A High-Performance Flexible Capacitive Pressure Sensor With 3-D Printed Hemispherical Graded Microstructures

Abstract

In recent years, flexible pressure sensors have been deployed in various fields due to their advantages of high sensitivity, low detection limits, wide operating range, and fast dynamic response. Introducing microstructures into the sensitive layer of a sensor is an effective method to improve its performance. However, most currently adopted microstructures are often obtained through photolithography, etching, or replication from naturally existing templates, which results in the poor designability of the proposed sensor. To address this issue, a rational design method for microstructures based on numerical simulation analysis has been reported in this article.

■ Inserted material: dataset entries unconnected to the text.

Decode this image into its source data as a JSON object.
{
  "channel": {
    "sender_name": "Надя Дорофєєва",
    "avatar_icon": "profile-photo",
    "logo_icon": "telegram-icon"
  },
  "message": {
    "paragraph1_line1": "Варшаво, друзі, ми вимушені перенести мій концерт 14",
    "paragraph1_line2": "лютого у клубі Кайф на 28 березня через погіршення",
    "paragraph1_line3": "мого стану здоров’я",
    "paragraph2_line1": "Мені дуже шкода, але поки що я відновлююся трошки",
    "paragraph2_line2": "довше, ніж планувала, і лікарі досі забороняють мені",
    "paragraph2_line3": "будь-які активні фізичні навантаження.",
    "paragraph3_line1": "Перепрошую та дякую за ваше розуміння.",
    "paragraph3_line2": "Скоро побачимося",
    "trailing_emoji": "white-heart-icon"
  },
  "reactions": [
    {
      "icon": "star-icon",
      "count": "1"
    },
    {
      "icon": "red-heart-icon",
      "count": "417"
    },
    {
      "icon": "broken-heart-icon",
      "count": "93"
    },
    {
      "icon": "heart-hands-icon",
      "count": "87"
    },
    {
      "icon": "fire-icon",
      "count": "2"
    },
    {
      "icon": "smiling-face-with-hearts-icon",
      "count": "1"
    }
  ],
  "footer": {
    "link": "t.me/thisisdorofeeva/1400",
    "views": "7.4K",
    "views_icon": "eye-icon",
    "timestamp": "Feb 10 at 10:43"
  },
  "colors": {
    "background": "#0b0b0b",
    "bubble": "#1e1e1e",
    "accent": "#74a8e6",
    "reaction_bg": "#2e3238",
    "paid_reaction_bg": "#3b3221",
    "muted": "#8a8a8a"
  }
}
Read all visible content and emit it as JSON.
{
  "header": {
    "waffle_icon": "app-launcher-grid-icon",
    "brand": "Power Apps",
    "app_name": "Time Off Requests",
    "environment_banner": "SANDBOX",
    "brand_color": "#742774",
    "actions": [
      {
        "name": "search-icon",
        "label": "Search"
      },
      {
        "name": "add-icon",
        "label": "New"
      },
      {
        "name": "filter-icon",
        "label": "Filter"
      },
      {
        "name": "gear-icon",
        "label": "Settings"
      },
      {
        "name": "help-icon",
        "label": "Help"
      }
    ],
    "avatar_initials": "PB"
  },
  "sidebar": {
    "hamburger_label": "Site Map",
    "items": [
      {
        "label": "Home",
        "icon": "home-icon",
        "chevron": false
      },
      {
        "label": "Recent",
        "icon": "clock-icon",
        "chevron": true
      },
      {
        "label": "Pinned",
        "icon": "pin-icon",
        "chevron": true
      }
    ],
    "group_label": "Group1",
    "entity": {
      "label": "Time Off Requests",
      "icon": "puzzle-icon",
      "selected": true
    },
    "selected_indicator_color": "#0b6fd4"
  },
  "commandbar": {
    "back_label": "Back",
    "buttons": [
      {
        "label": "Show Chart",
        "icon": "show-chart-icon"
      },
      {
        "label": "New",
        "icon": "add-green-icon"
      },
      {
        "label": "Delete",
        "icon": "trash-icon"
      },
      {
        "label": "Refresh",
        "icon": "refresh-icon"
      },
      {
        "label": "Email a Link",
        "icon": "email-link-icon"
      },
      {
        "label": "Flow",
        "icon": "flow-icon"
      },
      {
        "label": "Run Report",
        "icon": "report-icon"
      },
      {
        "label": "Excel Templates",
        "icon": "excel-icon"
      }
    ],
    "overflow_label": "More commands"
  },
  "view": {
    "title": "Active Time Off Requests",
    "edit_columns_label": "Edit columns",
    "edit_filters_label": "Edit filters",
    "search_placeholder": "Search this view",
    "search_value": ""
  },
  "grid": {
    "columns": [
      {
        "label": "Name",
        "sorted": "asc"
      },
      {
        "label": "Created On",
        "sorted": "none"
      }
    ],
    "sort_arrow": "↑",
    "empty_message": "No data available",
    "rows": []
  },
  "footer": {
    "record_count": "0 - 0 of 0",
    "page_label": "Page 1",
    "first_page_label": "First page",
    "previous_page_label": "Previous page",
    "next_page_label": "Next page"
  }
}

At first, a series of numerical simulations was conducted to study the influence of microstructure shapes and size parameters on sensor performances. The results indicate that hemisphere structures with a radius of $500 ~\mu \text{m}$ exhibit the largest capacitance variation under the same pressure conditions. Then, a capacitive flexible pressure sensor with a 3-D-printed hemispherical graded microstructure (polydimethylsiloxane) PDMS dielectric layer has been presented. The fabricated sensor exhibits a high sensitivity of 1.357 kPa−1 within the range of 0–5 kPa and a broad detection range of 0–500 kPa. Simultaneously, the sensor also demonstrates a fast dynamic response (< 60 ms), a low detection limit (approximately 100 Pa), and remarkable stability (over 3000 cycles). All these exceptional performances confirm the designed sensor with significant potential for in the field of physiological signal monitoring.